Page 88 of The Honest Affair
Dolci
Chapter Twenty-One
April 2019
Matthew
“Idon’t know how to tell you this, Zola. But you’re out.”
I slumped in the chair next to my former investigative partner, Derek Kingston, while we faced Greg Cardozo, an executive assistant DA and head of the Bureau of Organized Crime and Racketeering. And my—now former—boss.
It killed me that I hadn’t been able to attend the verdict with Nina or be there on the days she was put on the stand. Eric and Jane had shown up, of course, but I’d been confined to my house, staring at my cell phone like a desperate teenage girl, waiting for text updates while I refreshed the Post coverage of the trial again and again.
Today, though, Cardozo had been nice enough to invite me to his office to go over the verdict. Out of respect, he said, since Derek and I had been the ones who spent nearly a year building the damn thing—more if you included the case against John Carson and our successful prosecution of Jude Letour. I appreciated it, too. It wasn’t Cardozo’s fault the jury had swung toward Gardner, who had clearly greased the wheels at some point—how, I wasn’t sure, but these assholes seemed to collect the secrets of the judiciary like pennies on the subway. I’d seen it time and time again. The second I heard there was a new judge on the case, I knew they would lose.

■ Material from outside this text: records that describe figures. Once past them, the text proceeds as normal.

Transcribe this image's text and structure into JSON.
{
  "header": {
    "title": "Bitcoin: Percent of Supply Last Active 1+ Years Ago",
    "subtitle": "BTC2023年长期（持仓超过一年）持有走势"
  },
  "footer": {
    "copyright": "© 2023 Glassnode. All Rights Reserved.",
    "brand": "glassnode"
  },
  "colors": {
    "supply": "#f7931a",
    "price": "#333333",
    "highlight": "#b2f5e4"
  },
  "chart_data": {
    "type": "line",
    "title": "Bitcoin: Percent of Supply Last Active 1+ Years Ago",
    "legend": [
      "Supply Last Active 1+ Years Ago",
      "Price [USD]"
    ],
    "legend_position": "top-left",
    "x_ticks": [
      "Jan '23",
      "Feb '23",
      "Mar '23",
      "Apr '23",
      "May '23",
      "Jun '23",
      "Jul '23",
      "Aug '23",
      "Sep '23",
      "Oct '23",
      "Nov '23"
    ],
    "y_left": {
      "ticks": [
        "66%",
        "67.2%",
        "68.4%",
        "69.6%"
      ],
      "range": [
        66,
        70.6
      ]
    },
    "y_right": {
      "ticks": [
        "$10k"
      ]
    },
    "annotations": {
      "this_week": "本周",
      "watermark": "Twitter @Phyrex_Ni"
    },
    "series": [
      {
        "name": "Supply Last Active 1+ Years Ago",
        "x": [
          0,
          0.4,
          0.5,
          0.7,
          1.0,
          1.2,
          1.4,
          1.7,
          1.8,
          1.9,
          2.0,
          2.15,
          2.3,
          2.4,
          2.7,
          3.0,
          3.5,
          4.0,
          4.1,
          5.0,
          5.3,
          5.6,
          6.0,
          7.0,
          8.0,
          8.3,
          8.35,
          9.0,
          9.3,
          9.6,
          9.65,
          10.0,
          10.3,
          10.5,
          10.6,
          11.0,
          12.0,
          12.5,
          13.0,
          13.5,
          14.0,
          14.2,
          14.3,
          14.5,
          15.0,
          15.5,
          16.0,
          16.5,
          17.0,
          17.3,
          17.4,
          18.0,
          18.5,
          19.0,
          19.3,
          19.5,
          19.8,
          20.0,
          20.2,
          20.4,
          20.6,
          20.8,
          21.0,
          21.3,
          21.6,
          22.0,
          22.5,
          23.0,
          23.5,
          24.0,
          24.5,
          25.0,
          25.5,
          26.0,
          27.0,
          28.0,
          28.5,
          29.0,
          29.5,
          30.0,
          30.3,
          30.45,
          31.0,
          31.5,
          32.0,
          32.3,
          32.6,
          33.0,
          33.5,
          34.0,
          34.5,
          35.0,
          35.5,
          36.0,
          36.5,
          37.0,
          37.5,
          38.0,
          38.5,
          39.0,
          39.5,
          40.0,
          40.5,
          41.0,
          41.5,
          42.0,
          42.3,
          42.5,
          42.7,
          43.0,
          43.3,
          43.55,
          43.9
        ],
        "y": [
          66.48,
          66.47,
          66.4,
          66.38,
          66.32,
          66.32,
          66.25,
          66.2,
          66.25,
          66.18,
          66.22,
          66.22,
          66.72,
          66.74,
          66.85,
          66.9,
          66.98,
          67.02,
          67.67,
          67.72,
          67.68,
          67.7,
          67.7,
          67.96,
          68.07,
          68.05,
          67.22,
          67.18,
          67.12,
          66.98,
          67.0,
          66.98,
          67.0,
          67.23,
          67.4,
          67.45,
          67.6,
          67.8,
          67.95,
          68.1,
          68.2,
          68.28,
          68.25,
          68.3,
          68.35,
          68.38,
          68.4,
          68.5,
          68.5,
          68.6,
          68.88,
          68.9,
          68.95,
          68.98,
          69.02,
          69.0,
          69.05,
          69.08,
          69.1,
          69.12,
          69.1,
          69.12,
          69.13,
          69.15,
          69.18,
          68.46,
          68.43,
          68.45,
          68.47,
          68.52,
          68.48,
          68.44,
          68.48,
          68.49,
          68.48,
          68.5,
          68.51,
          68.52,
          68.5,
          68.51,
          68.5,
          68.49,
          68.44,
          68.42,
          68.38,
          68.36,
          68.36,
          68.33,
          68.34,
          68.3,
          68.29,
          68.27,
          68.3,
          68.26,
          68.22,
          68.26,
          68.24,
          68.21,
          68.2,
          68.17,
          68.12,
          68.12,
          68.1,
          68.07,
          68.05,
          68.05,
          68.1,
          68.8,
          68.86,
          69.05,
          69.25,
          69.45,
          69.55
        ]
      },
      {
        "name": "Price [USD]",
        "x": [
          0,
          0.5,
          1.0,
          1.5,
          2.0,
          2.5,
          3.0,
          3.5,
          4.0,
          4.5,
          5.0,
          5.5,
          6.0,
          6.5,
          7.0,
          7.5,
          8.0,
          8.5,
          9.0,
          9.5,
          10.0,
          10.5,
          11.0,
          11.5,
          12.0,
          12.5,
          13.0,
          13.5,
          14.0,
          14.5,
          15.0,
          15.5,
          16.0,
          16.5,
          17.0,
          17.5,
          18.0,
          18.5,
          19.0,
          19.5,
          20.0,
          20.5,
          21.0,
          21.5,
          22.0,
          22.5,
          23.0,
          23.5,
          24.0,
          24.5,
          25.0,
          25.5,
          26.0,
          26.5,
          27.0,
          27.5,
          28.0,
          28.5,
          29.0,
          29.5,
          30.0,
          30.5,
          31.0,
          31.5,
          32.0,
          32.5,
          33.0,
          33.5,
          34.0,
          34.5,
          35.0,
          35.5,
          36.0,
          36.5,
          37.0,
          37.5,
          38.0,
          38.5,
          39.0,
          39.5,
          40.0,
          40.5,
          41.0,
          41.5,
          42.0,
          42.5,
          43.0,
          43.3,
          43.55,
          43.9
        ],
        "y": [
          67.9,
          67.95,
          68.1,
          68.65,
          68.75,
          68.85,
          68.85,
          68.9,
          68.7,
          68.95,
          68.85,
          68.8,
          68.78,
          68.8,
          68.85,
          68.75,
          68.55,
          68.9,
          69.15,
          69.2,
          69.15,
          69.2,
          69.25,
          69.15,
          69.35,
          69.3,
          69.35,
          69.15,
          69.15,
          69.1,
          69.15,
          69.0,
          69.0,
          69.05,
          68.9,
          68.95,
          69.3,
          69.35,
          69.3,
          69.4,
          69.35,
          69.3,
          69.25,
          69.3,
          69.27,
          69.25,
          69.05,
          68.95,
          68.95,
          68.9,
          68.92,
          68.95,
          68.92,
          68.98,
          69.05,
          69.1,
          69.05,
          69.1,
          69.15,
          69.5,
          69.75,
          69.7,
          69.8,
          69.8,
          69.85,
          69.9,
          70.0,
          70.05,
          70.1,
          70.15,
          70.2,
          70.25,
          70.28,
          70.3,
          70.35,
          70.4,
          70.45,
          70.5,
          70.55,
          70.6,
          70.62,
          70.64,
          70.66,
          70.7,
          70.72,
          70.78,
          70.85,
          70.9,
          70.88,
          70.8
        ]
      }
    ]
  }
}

“I’m out?” I asked. “Are you kidding me?”
On some level, I’d expected it, of course. But after months of silence, a small part of me had hoped that with my careful discretion, the whole thing had blown over. Gardner was free, yes, but the DA was now absolved of a conflict of interest when it came to his prosecution.
And yeah, it’s one thing to expect. Another to hear it out loud.
“Greg, come on,” Derek put in. “He’s paid his due. It’s been almost eight months since de Vries confessed. She pled and served. It should have been done a while ago. Do you really think people will care?”
“Ramirez seems to think so,” Cardozo replied. “Considering he was voted back in by the skin of his teeth, I think his exact words were ‘the last thing I need is a goddamn sex scandal.’”
“Really?” Derek replied. “Didn’t that public defender sleep with his own damn client? He got, what, a month off, and then he was right back to work.”
“That’s the Bronx,” Cardozo said like he was referring to a cockroach. “Not Brooklyn. We got different standards here.”
“So it’s not enough the fucker somehow bought the judge and won?” I cut in. Usually I was happy to get into a pissing match over the differences between boroughs, but right now, I didn’t give a shit. “He has to get me fired too?”
“Give us a little credit, Zola. This isn’t coming from that bastard Gardner,” Cardozo said. “It’s from Ramirez. I’m sorry, but someone told him about you and Ms. de Vries. He got a call from someone in Italy, I think, checking on your credentials. Woman named Ruggeri. She mentioned your girlfriend.”
I slumped further down into my chair. Fuck. “She’s not my girlfriend,” I said. Technically I wasn’t lying.
“What were you doing in Italy with Gardner’s wife, Zola?” Cardozo pressed.
“I—her cousin hired me as an interpreter. I went with her to Florence to…interpret.”
Derek’s mouth dropped. Cardozo looked like he wasn’t sure whether to sock me or congratulate me.
“Not your girlfriend, huh?” was all he said in the end.
I ground my teeth. “Well, if I’m fired, does it really matter if she is?”
Cardozo rubbed his chin thoughtfully. “I think I’m supposed to say it would look really unprofessional and we certainly don’t condone it,” he said evenly. “But I’ve heard of worse, like Derek said. I mean, we aren’t the Bronx, but we aren’t perfect either.”
I snorted. “Give me a break.”
Greg reached across the desk and offered me his hand. “Done. You’re a good man, Zola. And a damn good attorney. You’ll land on your feet. And I’ll provide any reference you want. That’s a promise.”
* * *
I sleepwalkedout of the building, but only after I was given the other bad news: that in six months, I’d be losing my exemption license to carry as well. Under New York’s strict gun laws very few people were allowed firearms outside their homes, but prosecutors could have them, depending on the DA. I’d taken my military-issue Beretta with me to and from work for seven years, having heard too many stories of guys jumped by former defendants or their associates in a madcap vendetta.
Jesus, Ramirez must have been really mad. Why didn’t he just chop off my balls while he was at it?
Outside, the sky darkened with the threat of thunder. Usually I liked the spring storms. They pooled in the sky and opened up with a deluge of water to wash away the city’s sins, give it another chance to start over.